10 Strategies for Drafting Cybersecurity Provisions Every In-House Lawyer Should Know

Spend time with your security team before you draft. You need to see how the company has actually built its protections. Look at the information security plan and the network architecture. Talk to the security team and CISO. You do not need to master the technology. Problems happen when we draft without understanding the architecture of our cybersecurity program and systems.

Focus on the gap analysis between your security policy and the vendor's. We all know the vendor won’t, and likely can’t, adopt your security policy. It would make it impossible for the vendor to scale. But that doesn’t mean you give up. Your job negotiating cybersecurity provisions is to identify which of your requirements are non-negotiable, which can be met through certifications, and which need to be added to the contract as specific obligations. You start that process by figuring out what’s different and then collaborating with the in-house security team on what to do about it.

Phishing and inadequate patching are common causes of breaches, so make sure you contract for both. Bill Price shared that the large majority of breaches he has seen were from those sources. Phishing is a human risk that we address with mainly through internal training and culture. It’s different than inadequate patching, which is squarely a vendor risk. The contract should require the vendor to maintain a current certification and tie that to a contractual representation and warranty, so a failure and damages arising from it is treated as a breach-of-contract claim.

Make the vendor responsible for its sub-processors. Every vendor has sub-processors. It’s critical that our data contracts put the vendor on the hook for the sub-processor's compliance. The best practice is to be specific. Name the obligation specifically. Do not bury it in a generic flow-down clause.

Frameworks are outcomes, not technical requirements. SOC 2, ISO 27001, and NIST certifications tell you the vendor has built a management system or audit program around a set of outcomes. They do not tell you the vendor has the specific technical controls to protect your data. Our contracts need to address that gap. Treat the certification as a baseline. Use the security questionnaire to determine their implementation systems and processes. Then use the contract to address what the essential concepts your company or client needs.

Use tiered data classification to tighten your contract’s provisions. Confidential information definitions may not distinguish between different types information the same way. When we include tiered classifications, both parties have to discuss and reach agreement on what gets the most protection, what gets less, and what controls apply at each level. This approach also helps clarify what the vendor can access and what they have to do with the data once they are done with it.
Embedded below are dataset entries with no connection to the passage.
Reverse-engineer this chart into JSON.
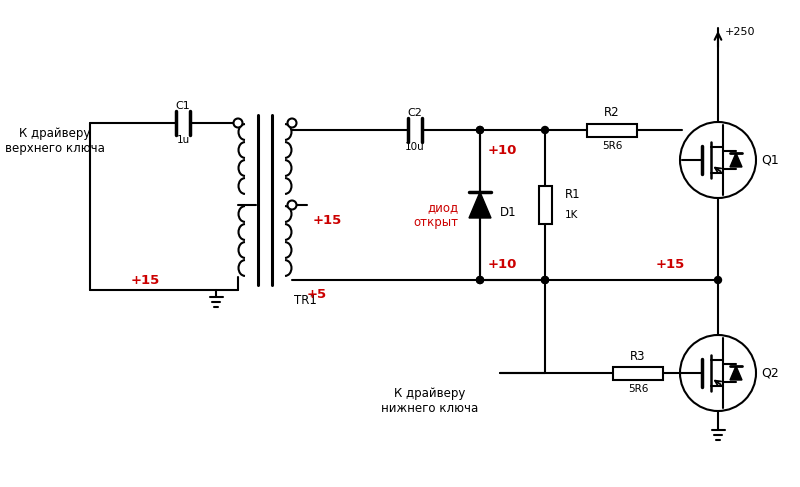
{
  "bg": "#ffffff",
  "lc": "#000000",
  "rc": "#cc0000",
  "figsize": [
    8.0,
    4.87
  ],
  "dpi": 100,
  "C1": "C1",
  "C1v": "1u",
  "C2": "C2",
  "C2v": "10u",
  "R1": "R1",
  "R1v": "1K",
  "R2": "R2",
  "R2v": "5R6",
  "R3": "R3",
  "R3v": "5R6",
  "D1": "D1",
  "TR1": "TR1",
  "Q1": "Q1",
  "Q2": "Q2",
  "p250": "+250",
  "p15a": "+15",
  "p15b": "+15",
  "p15c": "+15",
  "p10a": "+10",
  "p10b": "+10",
  "p5": "+5",
  "diod": "диод\nоткрыт",
  "drv_top": "К драйверу\nверхнего ключа",
  "drv_bot": "К драйверу\nнижнего ключа"
}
Critical infrastructure and AI agents change the threat model. The expansion of AI agents means greater risks when protecting operational continuity and autonomous processes. There are meaningful safety and and continuity risks when energy systems, healthcare equipment, and AI agents act on the company's behalf. These risks are more than just data-protection issues. Make sure you incorporate the rigorous standards required when lives or operations are on the line.

Start the notification clock at discovery, not at the first weird ping. Tie your notification obligations to “discovery” and tie discover to the way the vendor’s monitoring actually works. You don’t necessarily want a 24-hour notification obligation that starts from the moment something looks unusual. That’s likely to lead to data noise and dilute the more serious issues in the reports. Also, require notification on belief rather than only on confirmation, so the customer is in the room when the call gets made about whether to escalate. Bill shared that his preferred language is "discovers or reasonably suspects," with 48 hours from discovery as roughly the outer limit.

Pre-engage privileged forensics vendors before you need them. Identify the forensics firms before anything happens. When the world is on fire, you have no leverage on pricing and no time to onboard new vendors. Also, make sure you have your outside counsel retain them so the forensics work product is privileged. While not necessarily a contractual provision, make sure it is in place. It’s one of the highest-value moves a legal team can make to prepare for cybersecurity incidents.

Ensure the audit rights language is specific to the deal. Customers should tie audits to events that matter. The point is to make the audit produce information that feeds into a decision. For example, tie them to your own certification cycle so you have the information you need. Tie them to your vendor’s certification events so you get the renewed reports. Avoid provisions that create a theoretical inspection right for customers. We also need to require penetration testing findings where the vendor runs them anyway.